Attorney-at-Law

LOVE (OR AT LEAST TAXES) WITH THE PROPER STRANGER

In Uncategorized on 06/08/2011 at 17:59

I may be showing my age, but I remember the Natalie Wood, Steve McQueen and Edie Adams 1963 movie so entitled.  The “proper stranger” problem arose for Seven W. Enterprises, Inc., 136 T.C. 26, filed 6/7/11, when they rehired their former Vice-President for Taxation after he had resigned and freelanced while attending law school.

The VP had been a CPA with Deloitte. Seven W. hired him and made him VP for Taxation, in which capacity he served for ten years, until he went back to school full-time, at which point he consulted with Seven W.  per separate agreement but was no longer on the payroll.

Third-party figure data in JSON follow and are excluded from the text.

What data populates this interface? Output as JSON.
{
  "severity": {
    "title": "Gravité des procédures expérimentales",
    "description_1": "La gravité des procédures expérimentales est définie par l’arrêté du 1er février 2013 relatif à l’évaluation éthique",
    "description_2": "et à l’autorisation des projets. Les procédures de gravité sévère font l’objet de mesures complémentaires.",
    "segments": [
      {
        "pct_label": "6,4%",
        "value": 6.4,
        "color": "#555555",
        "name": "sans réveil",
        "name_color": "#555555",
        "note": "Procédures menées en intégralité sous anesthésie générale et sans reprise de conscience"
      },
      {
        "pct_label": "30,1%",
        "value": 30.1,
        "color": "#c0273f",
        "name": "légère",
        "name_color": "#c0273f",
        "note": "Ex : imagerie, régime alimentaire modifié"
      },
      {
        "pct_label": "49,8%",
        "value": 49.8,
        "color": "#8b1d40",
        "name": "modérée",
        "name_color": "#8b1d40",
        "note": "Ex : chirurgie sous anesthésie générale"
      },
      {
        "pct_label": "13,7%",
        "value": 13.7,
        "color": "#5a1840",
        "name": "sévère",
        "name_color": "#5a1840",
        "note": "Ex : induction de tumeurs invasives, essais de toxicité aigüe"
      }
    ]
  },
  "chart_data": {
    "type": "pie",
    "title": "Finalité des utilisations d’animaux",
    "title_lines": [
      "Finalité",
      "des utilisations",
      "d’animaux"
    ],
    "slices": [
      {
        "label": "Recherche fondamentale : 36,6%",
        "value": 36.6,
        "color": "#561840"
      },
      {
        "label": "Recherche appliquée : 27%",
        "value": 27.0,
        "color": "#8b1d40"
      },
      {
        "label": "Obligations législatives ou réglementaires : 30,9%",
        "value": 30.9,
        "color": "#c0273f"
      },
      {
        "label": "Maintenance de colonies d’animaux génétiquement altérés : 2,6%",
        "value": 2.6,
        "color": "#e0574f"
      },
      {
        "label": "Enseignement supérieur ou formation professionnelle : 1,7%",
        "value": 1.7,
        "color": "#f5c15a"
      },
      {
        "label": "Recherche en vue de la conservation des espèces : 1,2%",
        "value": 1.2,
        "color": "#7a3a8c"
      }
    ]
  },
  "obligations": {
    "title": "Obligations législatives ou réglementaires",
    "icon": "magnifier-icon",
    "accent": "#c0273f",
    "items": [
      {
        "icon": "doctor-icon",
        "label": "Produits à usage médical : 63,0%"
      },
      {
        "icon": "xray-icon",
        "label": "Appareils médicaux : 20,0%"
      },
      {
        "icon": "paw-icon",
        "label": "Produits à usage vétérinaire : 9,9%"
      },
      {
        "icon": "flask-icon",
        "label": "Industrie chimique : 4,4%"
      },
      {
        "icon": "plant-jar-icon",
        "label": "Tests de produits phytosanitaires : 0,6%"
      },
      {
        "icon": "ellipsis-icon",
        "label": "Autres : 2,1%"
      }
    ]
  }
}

While freelancing, VP prepared one year’s returns for Seven W. Thereafter, he came back to Seven W. as VP for Taxation and prepared the next several years’ returns, signing each of them on behalf of Seven W. as VP of Taxation.

But for several years, both when freelance and in-house, VP erroneously concluded that interest on a $4 million-plus promissory note came from within Seven W.’s group of companies, and wasn’t taxable as personal holding company income. Wrong, says IRS and Tax Court; it was from a proper stranger and thus taxable as personal holding company income, so deficiency, interest and accuracy (substantial understatement) penalties rained down on Seven W.

Seeking to duck the Section 6662 understatement penalties, Seven W. raises the standard Section 6664(c)(1) flag: “We relied on our expert preparer.”

OK, says Judge Foley, but only for the freelance year,  not for the years that VP was back in the fold as VP for Taxation. He begins with the basics:  “The determination of whether a taxpayer acted with reasonable cause and in good faith depends upon the facts and circumstances, including the taxpayer’s efforts to assess his or her proper tax liability; experience, knowledge, and education; and reliance on the advice of a professional tax advisor. Sec. 1.6664-4(b)(1), Income Tax Regs.” 136 T.C. 26, at pp. 7-8.

IRS  initially claims the freelance year wasn’t truly freelance, because VP did the same work whether in-house or out-of-house. Wrong, says Judge Foley; there was a real consulting agreement, VP had resigned, the consulting agreement provided that Seven W. did not supervise VP, and Seven W. relied in good faith, so no penalty for the freelance year.

Not so for the in-house years. Aside from what Judge Foley described as Seven W.’s “myriad of mistakes… the result of confusion, inattention to detail, or pure laziness, but we are convinced that petitioners and [VP] failed to exercise the requisite due care.” 136 T.C. 26, at p. 9, VP wasn’t independent.

VP was no longer an independent freelancer, so Seven W.’s case runs hard aground on Reg. 1.6664-4(c)(2): “advice” is “any communication… setting forth the analysis or conclusion of a person, other than the taxpayer”. (Emphasis added.). VP wasn’t a person other than the taxpayer. Corporations can only act through their officers, VP was an officer, and he signed the returns he prepared during the in-house years as VP for Taxation.

Seven W.’s reliance on the foundation excise tax regulations and the REIT regulations to bring VP into the ambit of the house counsel’s opinions exceptions doesn’t fly, because those regulations deal with willful conduct, and also require a “reasoned written opinion”, which VP never supplied.

So Seven W. gets hit for the understatement penalties for the years that VP was under their roof. I have no idea whether VP will remain under their roof after this decision.

Takeaway–Love with the proper stranger. If you want to rely on an expert, find one from outside your shop.